Dans un arrêt du 16 mars 2022, la Chambre commerciale de la Cour de cassation saisit l’occasion de rappeler les conditions dans lesquelles il doit être considéré qu’une relation commerciale établie s’est poursuivie entre deux partenaires, cette fois-ci entre un opérateur et plusieurs filiales appartenant au même groupe.
Un prestataire informatique était en relation, parallèles et successives, pendant 14 ans avec 5 filiales d’un opérateur télécom afin de réaliser des travaux de raccordement auprès de particuliers. La dernière relation en cours avec l’une des filiales, d’une durée de 4 ans, a été rompue avec un préavis de 3 mois, lequel a été considéré comme insuffisant par le prestataire informatique.
Le Tribunal de commerce de Paris a fait droit à la demande du prestataire informatique, jugeant la durée de préavis insuffisante au motif qu’il faudrait prendre compte la durée totale des relations avec les différentes filiales.

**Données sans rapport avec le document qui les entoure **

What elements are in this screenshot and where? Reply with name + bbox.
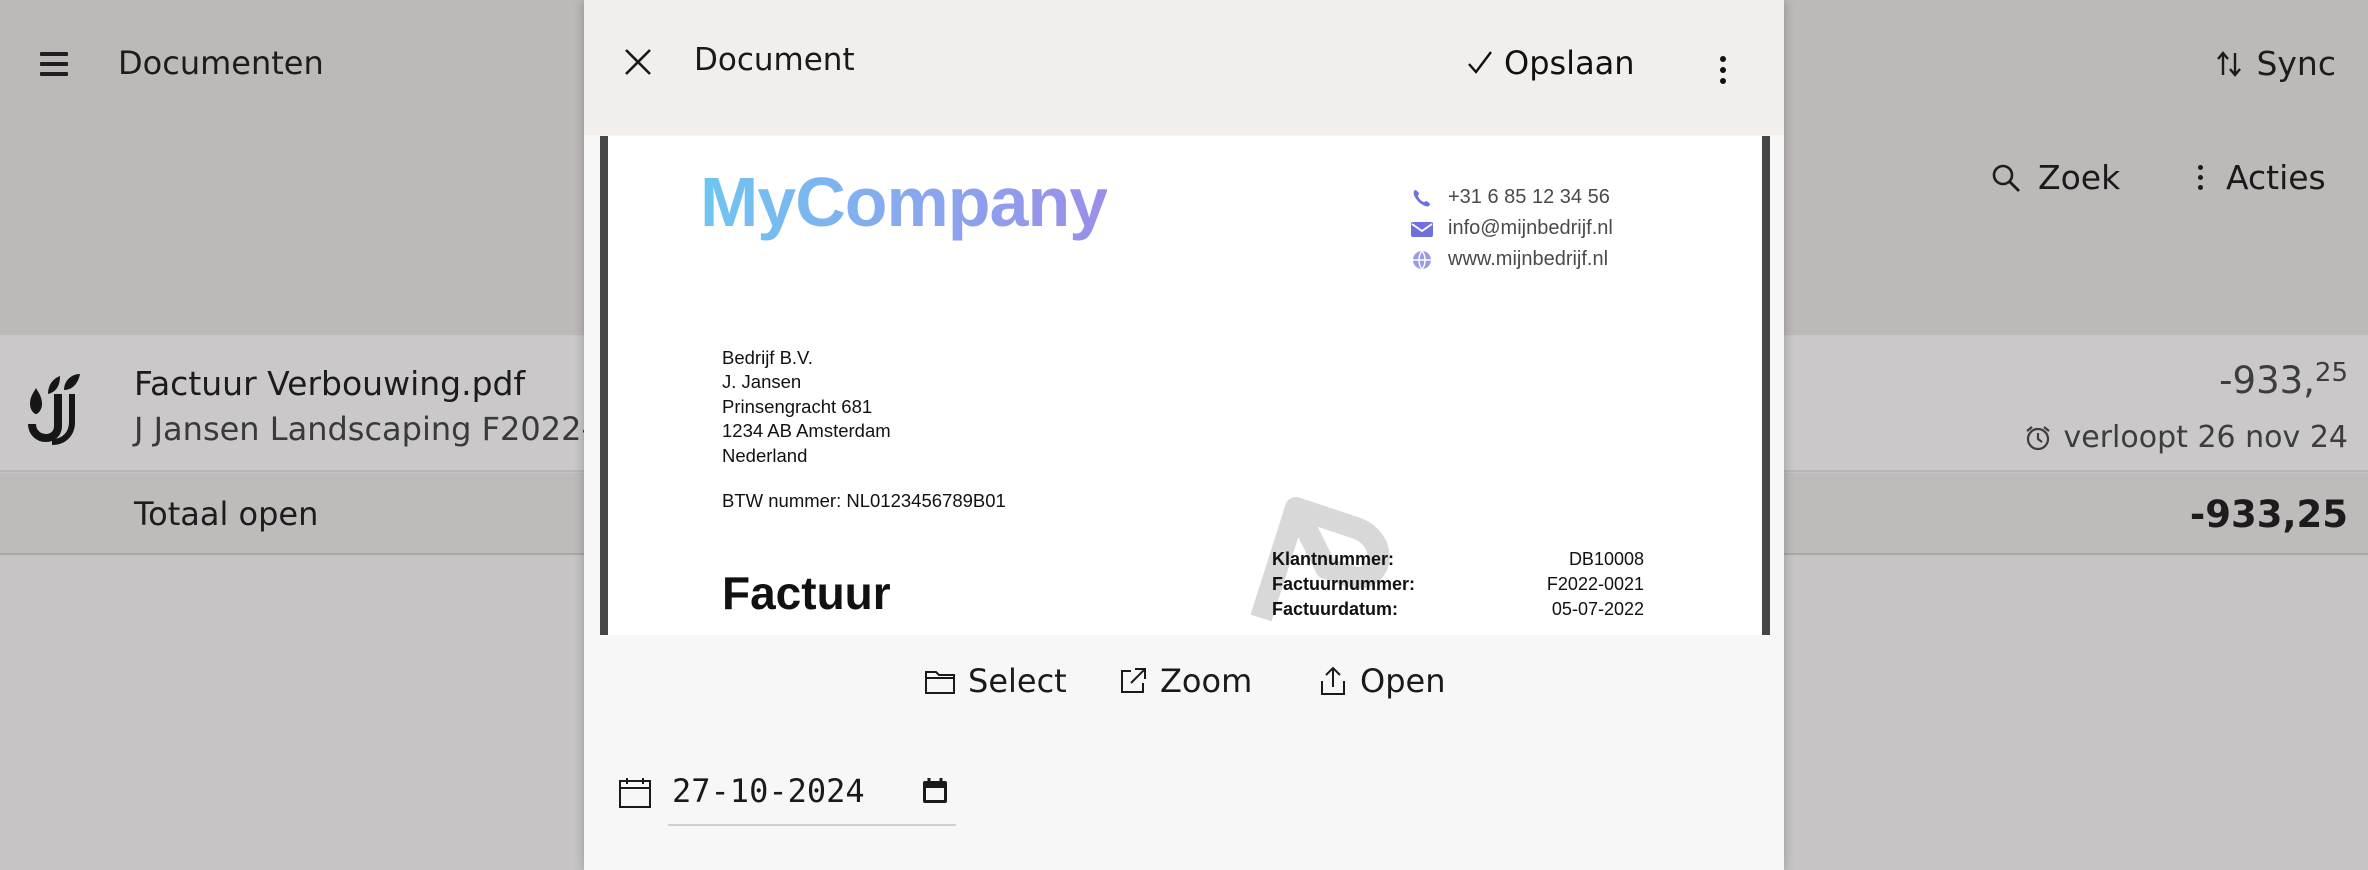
meta-value: 05-07-2022 xyxy=(1551,599,1644,619)
phone-icon xyxy=(1413,189,1430,206)
select-label: Select xyxy=(968,662,1067,700)
date-field[interactable]: 27-10-2024 xyxy=(668,758,956,826)
date-value[interactable]: 27-10-2024 xyxy=(672,772,865,810)
document-heading: Factuur xyxy=(722,567,891,619)
amount-cents: 25 xyxy=(2314,358,2348,388)
btw-number: BTW nummer: NL0123456789B01 xyxy=(722,490,1006,511)
globe-icon xyxy=(1413,250,1431,270)
alarm-clock-icon xyxy=(2025,425,2050,450)
sync-button[interactable]: Sync xyxy=(2216,44,2336,83)
mail-icon xyxy=(1411,221,1433,237)
document-actions: Select Zoom Open xyxy=(584,636,1784,736)
company-logo-icon xyxy=(28,374,80,445)
folder-icon xyxy=(925,671,955,694)
document-title: Factuur Verbouwing.pdf xyxy=(134,364,526,403)
meta-key: Factuurnummer: xyxy=(1272,574,1416,594)
contact-web: www.mijnbedrijf.nl xyxy=(1410,248,1608,271)
meta-key: Klantnummer: xyxy=(1272,549,1395,569)
dialog-header: Document Opslaan xyxy=(584,0,1784,135)
due-date: verloopt 26 nov 24 xyxy=(2024,420,2348,455)
document-amount: -933,25 xyxy=(2219,358,2348,402)
dialog-title: Document xyxy=(694,42,855,78)
sync-label: Sync xyxy=(2256,44,2336,83)
open-button[interactable]: Open xyxy=(1318,662,1445,700)
actions-button[interactable]: Acties xyxy=(2196,158,2326,197)
sync-arrows-icon xyxy=(2217,50,2242,77)
address-line: 1234 AB Amsterdam xyxy=(722,420,891,442)
search-icon xyxy=(1992,164,2020,192)
save-label: Opslaan xyxy=(1504,44,1635,82)
zoom-label: Zoom xyxy=(1160,662,1253,700)
meta-value: F2022-0021 xyxy=(1546,574,1644,594)
document-preview[interactable]: MyCompany +31 6 85 12 34 56 info@mijnbed… xyxy=(600,136,1770,635)
calendar-picker-icon[interactable] xyxy=(920,776,950,806)
document-dialog: Document Opslaan MyCompany +31 6 85 12 3… xyxy=(584,0,1784,870)
email-text: info@mijnbedrijf.nl xyxy=(1448,217,1613,239)
total-label: Totaal open xyxy=(134,495,319,533)
checkmark-icon xyxy=(1468,51,1492,74)
due-label: verloopt 26 nov 24 xyxy=(2063,420,2348,455)
more-vertical-icon xyxy=(2196,165,2204,190)
meta-key: Factuurdatum: xyxy=(1272,599,1398,619)
actions-label: Acties xyxy=(2226,158,2326,197)
more-vertical-icon[interactable] xyxy=(1720,56,1726,89)
web-text: www.mijnbedrijf.nl xyxy=(1448,248,1609,270)
save-button[interactable]: Opslaan xyxy=(1466,44,1635,82)
page-title: Documenten xyxy=(118,44,324,82)
zoom-button[interactable]: Zoom xyxy=(1118,662,1252,700)
contact-email: info@mijnbedrijf.nl xyxy=(1410,217,1613,240)
address-line: Nederland xyxy=(722,444,808,466)
document-subtitle: J Jansen Landscaping F2022-0 xyxy=(134,410,614,448)
address-line: Prinsengracht 681 xyxy=(722,395,873,417)
contact-phone: +31 6 85 12 34 56 xyxy=(1410,186,1610,209)
document-company-logo: MyCompany xyxy=(700,163,1108,241)
select-button[interactable]: Select xyxy=(924,662,1067,700)
address-line: Bedrijf B.V. xyxy=(722,347,813,368)
phone-text: +31 6 85 12 34 56 xyxy=(1448,186,1610,208)
total-amount: -933,25 xyxy=(2189,493,2348,536)
share-upload-icon xyxy=(1321,666,1345,695)
close-icon[interactable] xyxy=(620,44,656,80)
search-button[interactable]: Zoek xyxy=(1990,158,2120,197)
calendar-icon xyxy=(619,778,651,808)
menu-icon[interactable] xyxy=(40,52,70,76)
open-label: Open xyxy=(1360,662,1446,700)
external-link-icon xyxy=(1121,668,1146,693)
amount-main: -933, xyxy=(2219,359,2315,402)
recipient-address: Bedrijf B.V. J. Jansen Prinsengracht 681… xyxy=(722,346,891,468)
search-label: Zoek xyxy=(2038,158,2121,197)
address-line: J. Jansen xyxy=(722,371,802,393)
meta-value: DB10008 xyxy=(1568,549,1644,569)
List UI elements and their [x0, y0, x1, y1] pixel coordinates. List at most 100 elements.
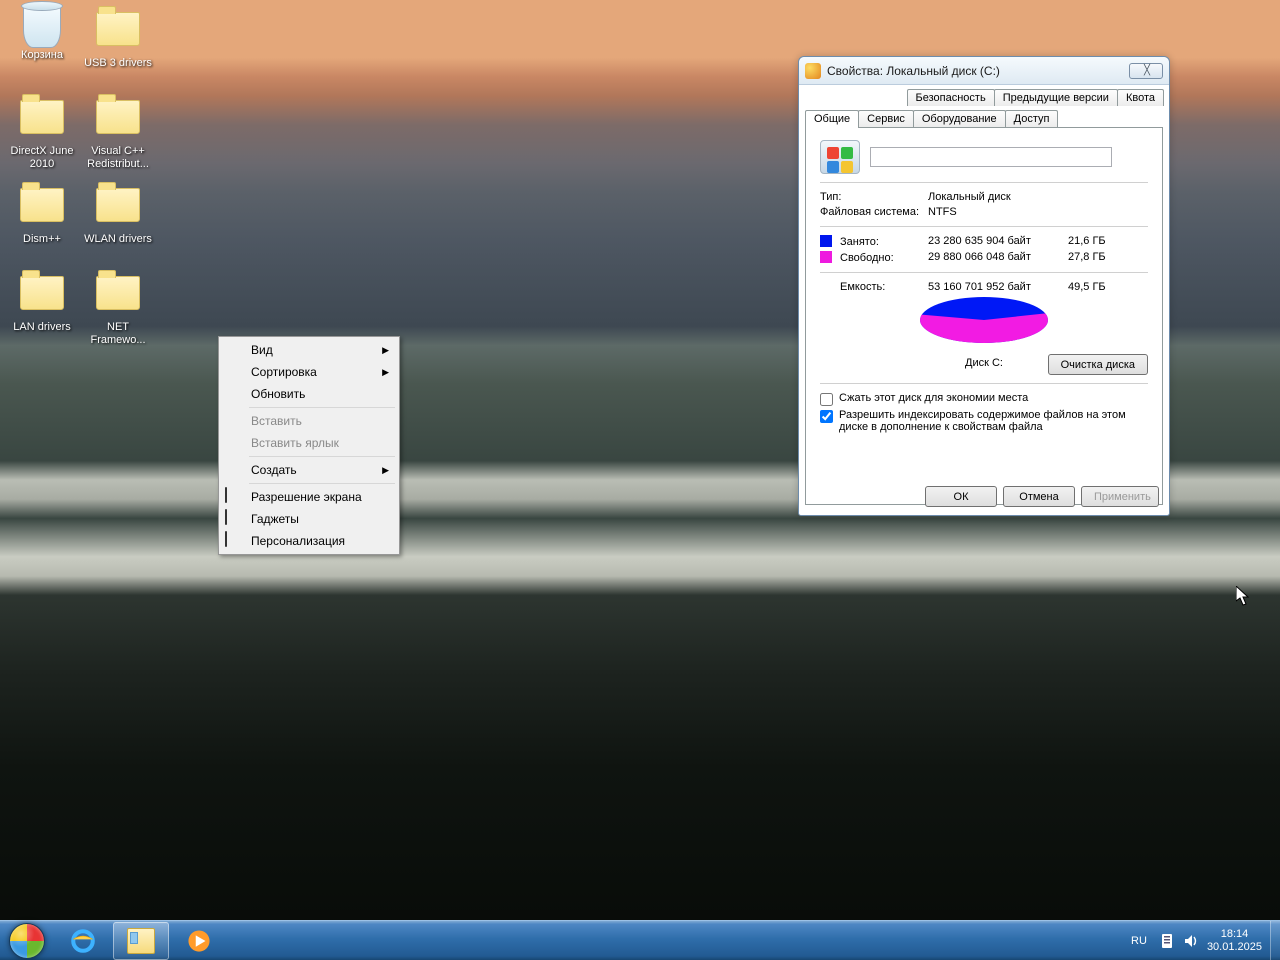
folder-icon: [20, 100, 64, 134]
icon-label: Корзина: [4, 49, 80, 62]
ctx-label: Вид: [251, 343, 273, 357]
ctx-item-personalize[interactable]: Персонализация: [221, 530, 397, 552]
drive-icon: [805, 63, 821, 79]
drive-large-icon: [820, 140, 860, 174]
separator: [249, 407, 395, 408]
capacity-bytes: 53 160 701 952 байт: [928, 281, 1068, 293]
usage-pie-chart: [920, 297, 1048, 355]
folder-icon: [96, 188, 140, 222]
file-explorer-icon: [127, 928, 155, 954]
taskbar-clock[interactable]: 18:14 30.01.2025: [1207, 928, 1262, 954]
ctx-label: Гаджеты: [251, 512, 299, 526]
start-button[interactable]: [0, 921, 54, 960]
drive-name-input[interactable]: [870, 147, 1112, 167]
ctx-item-gadgets[interactable]: Гаджеты: [221, 508, 397, 530]
titlebar[interactable]: Свойства: Локальный диск (C:) ╳: [799, 57, 1169, 85]
desktop-icon-folder[interactable]: Dism++: [4, 180, 80, 246]
folder-icon: [96, 100, 140, 134]
icon-label: LAN drivers: [4, 321, 80, 334]
tab-general[interactable]: Общие: [805, 110, 859, 128]
ctx-item-new[interactable]: Создать▶: [221, 459, 397, 481]
desktop-icon-folder[interactable]: LAN drivers: [4, 268, 80, 334]
compress-label: Сжать этот диск для экономии места: [839, 392, 1028, 404]
capacity-label: Емкость:: [820, 281, 928, 293]
desktop-icon-folder[interactable]: USB 3 drivers: [80, 4, 156, 70]
folder-icon: [20, 188, 64, 222]
desktop-icon-folder[interactable]: WLAN drivers: [80, 180, 156, 246]
ctx-label: Персонализация: [251, 534, 345, 548]
desktop-icon-recycle-bin[interactable]: Корзина: [4, 4, 80, 62]
tab-sharing[interactable]: Доступ: [1005, 110, 1059, 127]
icon-label: DirectX June 2010: [4, 145, 80, 171]
type-label: Тип:: [820, 191, 928, 203]
icon-label: WLAN drivers: [80, 233, 156, 246]
ctx-label: Вставить: [251, 414, 302, 428]
icon-label: NET Framewo...: [80, 321, 156, 347]
separator: [249, 456, 395, 457]
tab-row-upper: Безопасность Предыдущие версии Квота: [799, 85, 1169, 106]
separator: [249, 483, 395, 484]
ctx-label: Обновить: [251, 387, 305, 401]
gadgets-icon: [225, 509, 227, 525]
folder-icon: [20, 276, 64, 310]
show-desktop-button[interactable]: [1270, 921, 1280, 960]
windows-orb-icon: [9, 923, 45, 959]
action-center-icon[interactable]: [1159, 933, 1175, 949]
icon-label: Dism++: [4, 233, 80, 246]
used-bytes: 23 280 635 904 байт: [928, 235, 1068, 248]
fs-label: Файловая система:: [820, 206, 928, 218]
compress-checkbox[interactable]: [820, 393, 833, 406]
disk-cleanup-button[interactable]: Очистка диска: [1048, 354, 1148, 375]
compress-checkbox-row[interactable]: Сжать этот диск для экономии места: [820, 392, 1148, 406]
taskbar-media-player[interactable]: [171, 922, 227, 960]
tab-hardware[interactable]: Оборудование: [913, 110, 1006, 127]
ctx-label: Разрешение экрана: [251, 490, 362, 504]
personalize-icon: [225, 531, 227, 547]
ctx-item-paste: Вставить: [221, 410, 397, 432]
ctx-label: Сортировка: [251, 365, 317, 379]
tab-previous-versions[interactable]: Предыдущие версии: [994, 89, 1118, 106]
index-label: Разрешить индексировать содержимое файло…: [839, 409, 1148, 433]
free-swatch: [820, 251, 832, 263]
folder-icon: [96, 276, 140, 310]
chevron-right-icon: ▶: [382, 465, 389, 476]
type-value: Локальный диск: [928, 191, 1011, 203]
tab-panel-general: Тип:Локальный диск Файловая система:NTFS…: [805, 127, 1163, 505]
ok-button[interactable]: ОК: [925, 486, 997, 507]
desktop-icon-folder[interactable]: DirectX June 2010: [4, 92, 80, 171]
ctx-label: Вставить ярлык: [251, 436, 339, 450]
tab-quota[interactable]: Квота: [1117, 89, 1164, 106]
tab-security[interactable]: Безопасность: [907, 89, 995, 106]
close-button[interactable]: ╳: [1129, 63, 1163, 79]
ctx-item-refresh[interactable]: Обновить: [221, 383, 397, 405]
used-gb: 21,6 ГБ: [1068, 235, 1128, 248]
desktop-icon-folder[interactable]: NET Framewo...: [80, 268, 156, 347]
ctx-item-view[interactable]: Вид ▶: [221, 339, 397, 361]
tab-row-lower: Общие Сервис Оборудование Доступ: [799, 106, 1169, 127]
tab-tools[interactable]: Сервис: [858, 110, 914, 127]
apply-button[interactable]: Применить: [1081, 486, 1159, 507]
ctx-item-screen-resolution[interactable]: Разрешение экрана: [221, 486, 397, 508]
recycle-bin-icon: [23, 4, 61, 48]
index-checkbox[interactable]: [820, 410, 833, 423]
desktop-icon-folder[interactable]: Visual C++ Redistribut...: [80, 92, 156, 171]
time-text: 18:14: [1207, 928, 1262, 941]
window-title: Свойства: Локальный диск (C:): [827, 64, 1129, 78]
cancel-button[interactable]: Отмена: [1003, 486, 1075, 507]
chevron-right-icon: ▶: [382, 345, 389, 356]
taskbar-ie[interactable]: [55, 922, 111, 960]
taskbar[interactable]: RU 18:14 30.01.2025: [0, 920, 1280, 960]
taskbar-explorer[interactable]: [113, 922, 169, 960]
date-text: 30.01.2025: [1207, 941, 1262, 954]
media-player-icon: [185, 928, 213, 954]
chevron-right-icon: ▶: [382, 367, 389, 378]
ctx-item-sort[interactable]: Сортировка ▶: [221, 361, 397, 383]
volume-icon[interactable]: [1183, 933, 1199, 949]
index-checkbox-row[interactable]: Разрешить индексировать содержимое файло…: [820, 409, 1148, 433]
disk-properties-dialog: Свойства: Локальный диск (C:) ╳ Безопасн…: [798, 56, 1170, 516]
free-bytes: 29 880 066 048 байт: [928, 251, 1068, 264]
language-indicator[interactable]: RU: [1127, 933, 1151, 949]
free-label: Свободно:: [840, 252, 894, 264]
used-swatch: [820, 235, 832, 247]
used-label: Занято:: [840, 236, 879, 248]
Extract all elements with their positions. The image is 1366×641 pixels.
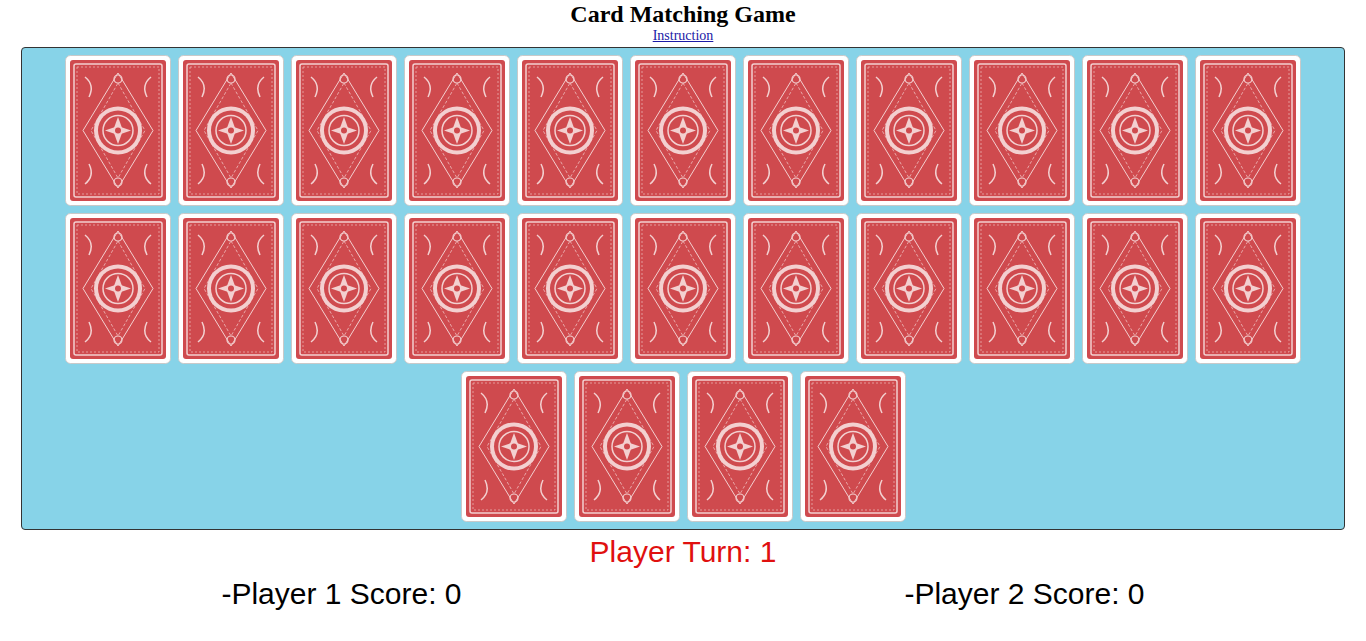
- card-back-icon: [687, 371, 793, 522]
- card[interactable]: [404, 55, 510, 206]
- card[interactable]: [291, 55, 397, 206]
- card[interactable]: [404, 213, 510, 364]
- card-back-icon: [969, 213, 1075, 364]
- card-board: [21, 47, 1345, 530]
- card-back-icon: [1082, 213, 1188, 364]
- card-back-icon: [969, 55, 1075, 206]
- card-back-icon: [65, 213, 171, 364]
- card[interactable]: [178, 213, 284, 364]
- card[interactable]: [517, 55, 623, 206]
- card-back-icon: [856, 213, 962, 364]
- card-back-icon: [630, 55, 736, 206]
- card[interactable]: [856, 55, 962, 206]
- card[interactable]: [687, 371, 793, 522]
- card[interactable]: [1195, 213, 1301, 364]
- player-score: -Player 2 Score: 0: [683, 576, 1366, 612]
- game-title: Card Matching Game: [570, 0, 795, 27]
- card[interactable]: [630, 55, 736, 206]
- card[interactable]: [65, 213, 171, 364]
- card[interactable]: [800, 371, 906, 522]
- card-back-icon: [404, 213, 510, 364]
- card[interactable]: [743, 213, 849, 364]
- card-back-icon: [178, 213, 284, 364]
- card[interactable]: [856, 213, 962, 364]
- instruction-link[interactable]: Instruction: [653, 27, 714, 45]
- card[interactable]: [178, 55, 284, 206]
- player-score: -Player 1 Score: 0: [0, 576, 683, 612]
- card[interactable]: [630, 213, 736, 364]
- card-back-icon: [461, 371, 567, 522]
- card-back-icon: [630, 213, 736, 364]
- score-row: -Player 1 Score: 0-Player 2 Score: 0: [0, 576, 1366, 612]
- game-page: Card Matching GameInstruction Player Turn…: [0, 0, 1366, 612]
- card[interactable]: [65, 55, 171, 206]
- card-back-icon: [178, 55, 284, 206]
- card-back-icon: [800, 371, 906, 522]
- card-back-icon: [1195, 55, 1301, 206]
- card-back-icon: [517, 213, 623, 364]
- card-back-icon: [1195, 213, 1301, 364]
- card-back-icon: [291, 55, 397, 206]
- player-turn: Player Turn: 1: [590, 534, 777, 570]
- card-back-icon: [574, 371, 680, 522]
- card-back-icon: [1082, 55, 1188, 206]
- card-back-icon: [743, 213, 849, 364]
- card-back-icon: [65, 55, 171, 206]
- card[interactable]: [291, 213, 397, 364]
- card[interactable]: [517, 213, 623, 364]
- card[interactable]: [1082, 213, 1188, 364]
- card[interactable]: [1195, 55, 1301, 206]
- card[interactable]: [743, 55, 849, 206]
- card[interactable]: [969, 213, 1075, 364]
- card-back-icon: [743, 55, 849, 206]
- card-back-icon: [404, 55, 510, 206]
- card[interactable]: [574, 371, 680, 522]
- card[interactable]: [1082, 55, 1188, 206]
- card[interactable]: [969, 55, 1075, 206]
- card-back-icon: [291, 213, 397, 364]
- card[interactable]: [461, 371, 567, 522]
- card-back-icon: [517, 55, 623, 206]
- card-back-icon: [856, 55, 962, 206]
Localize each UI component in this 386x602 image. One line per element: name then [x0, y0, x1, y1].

La Cour d’appel de Paris a censuré ce jugement, considérant que les différentes relations commerciales du prestataire informatique avec les différentes filiales du groupe ne pouvaient constituer une seule et même relation commerciale établie, ce qui aurait allonger la durée du préavis de rupture, au motif que ni l’éventuelle appartenance de sociétés au même groupe, ni la réalisation de prestation pour le compte du même opérateur ne sont « des indices suffisants pour en déduire une volonté de poursuite des relations commerciales initialement nouées avec ces entités tierces ».
La Cour de cassation valide ce raisonnement, en rappelant que :
- l’écran des personnes morales ne cède pas facilement : une société mère ne peut être inquiétée par les relations nouées par ses filiales et chaque relation demeure autonome et distincte.
- cet écran cède uniquement lorsqu’il y a « poursuite » ou « continuation » de la relation, et précisément :
- soit une continuation automatique lorsque la nouvelle entité est la continuation juridique de l’opérateur initial du fait d’une opération de restructuration « emportant transfert automatique de droits et obligations au contractant ayant poursuivi la relation commerciale avec elle à la suite d’opérations de rachat, d’apport ou de fusion » ;
- soit une continuation sous condition de la démonstration d’une « intention » des partenaires en ce sens lorsque c’est le flux d’affaires, et non la personne, qui fait l’objet d’une continuation, condition qui n’était pas satisfait ici.